Given two algebraic stacks X and Y, when is Hom(X, Y) representable by an algebraic stack and how do you prove it? The original "Weil restriction" (i.e., X finite) constructions were explicit, and one still has explicit constructions in the case that X is projective via Quot-schemes. The more general cases where X is a proper scheme, or a proper stack, seems to inevitably require an appeal to Artin's representability theorem aided by Grothendieck existence. The classical literature does this in case X is a proper stack with finite diagonal [Olsson] or X a proper stack but with restrictions on Y [Aoki, Lieblich]; but one also finds the ingredients needed to prove the case X = BGm and Y = BG -- and here X is certainly not a proper stack.

In this talk, we'll give a common generalization of these results. To do this, we will offer up new definitions of "proper" and "projective" for stacks so that the implications

(1) "projective" => "proper"

(2) flat and "proper" => "mapping stack exists Hom(X, Y) exists for most reasonable Y"

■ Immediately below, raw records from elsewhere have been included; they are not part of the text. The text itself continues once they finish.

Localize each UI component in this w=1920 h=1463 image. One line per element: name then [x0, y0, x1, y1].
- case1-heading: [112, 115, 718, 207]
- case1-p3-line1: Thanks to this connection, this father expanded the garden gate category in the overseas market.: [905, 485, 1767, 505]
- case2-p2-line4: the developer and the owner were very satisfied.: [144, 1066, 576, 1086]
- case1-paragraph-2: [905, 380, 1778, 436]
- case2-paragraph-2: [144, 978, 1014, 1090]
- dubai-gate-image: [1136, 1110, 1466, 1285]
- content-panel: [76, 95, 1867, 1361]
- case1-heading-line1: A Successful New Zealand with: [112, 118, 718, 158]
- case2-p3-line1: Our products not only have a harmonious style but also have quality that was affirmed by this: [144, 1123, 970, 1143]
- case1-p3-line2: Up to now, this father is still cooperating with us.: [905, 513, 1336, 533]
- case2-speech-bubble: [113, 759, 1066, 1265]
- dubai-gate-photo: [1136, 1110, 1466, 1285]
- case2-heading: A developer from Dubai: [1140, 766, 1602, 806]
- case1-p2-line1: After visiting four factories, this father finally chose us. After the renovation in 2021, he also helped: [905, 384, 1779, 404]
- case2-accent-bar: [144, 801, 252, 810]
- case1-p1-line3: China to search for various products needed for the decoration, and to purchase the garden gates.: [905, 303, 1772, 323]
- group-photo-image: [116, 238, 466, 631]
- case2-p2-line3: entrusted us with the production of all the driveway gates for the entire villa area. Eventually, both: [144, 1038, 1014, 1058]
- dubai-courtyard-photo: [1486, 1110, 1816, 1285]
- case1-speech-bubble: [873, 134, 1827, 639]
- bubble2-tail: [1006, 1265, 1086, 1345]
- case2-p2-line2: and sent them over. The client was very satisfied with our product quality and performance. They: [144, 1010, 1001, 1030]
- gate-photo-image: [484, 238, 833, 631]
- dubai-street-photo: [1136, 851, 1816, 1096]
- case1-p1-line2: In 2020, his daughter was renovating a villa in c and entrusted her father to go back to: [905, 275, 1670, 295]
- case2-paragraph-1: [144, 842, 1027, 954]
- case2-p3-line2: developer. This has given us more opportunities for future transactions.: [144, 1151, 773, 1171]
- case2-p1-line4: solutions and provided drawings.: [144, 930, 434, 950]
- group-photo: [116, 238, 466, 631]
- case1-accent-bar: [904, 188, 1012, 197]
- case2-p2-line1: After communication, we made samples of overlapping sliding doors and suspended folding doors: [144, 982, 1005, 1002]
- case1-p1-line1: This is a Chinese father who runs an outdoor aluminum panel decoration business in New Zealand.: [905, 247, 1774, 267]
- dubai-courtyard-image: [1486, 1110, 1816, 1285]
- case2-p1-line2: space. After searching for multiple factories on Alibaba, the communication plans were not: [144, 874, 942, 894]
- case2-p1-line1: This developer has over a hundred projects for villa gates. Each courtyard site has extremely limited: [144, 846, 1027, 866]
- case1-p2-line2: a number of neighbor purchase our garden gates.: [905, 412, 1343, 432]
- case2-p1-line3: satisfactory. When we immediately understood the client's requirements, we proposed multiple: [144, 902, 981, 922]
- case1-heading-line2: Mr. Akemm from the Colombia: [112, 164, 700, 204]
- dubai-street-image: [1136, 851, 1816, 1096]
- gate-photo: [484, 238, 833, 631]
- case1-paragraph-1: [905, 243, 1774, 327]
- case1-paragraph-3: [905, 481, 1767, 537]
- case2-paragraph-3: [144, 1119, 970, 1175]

hold and where now "proper" is phrased in terms of sheaves and is not much stronger than just the conclusion of the Grothendieck existence theorem. We'll give a laundry-list of examples of "projective" stacks, including BGm, A1/Gm, and more generally X/G where X is projective-over-affine and H0(OX)G = k; and, all stacks with enough vector bundles and admitting a projective good moduli space, and quotients X/G where X is projective-over-affine with G acting on the affinization.

Beyond definitions, we'll also explain the salient points of a few key proofs: J. Lurie's beautiful Tannakian argument that essentially proves the implication (2); a "derived h-descent" result that gives a different view on classical Chow's lemma arguments for showing that ordinary proper implies "proper"; and some words on the rest.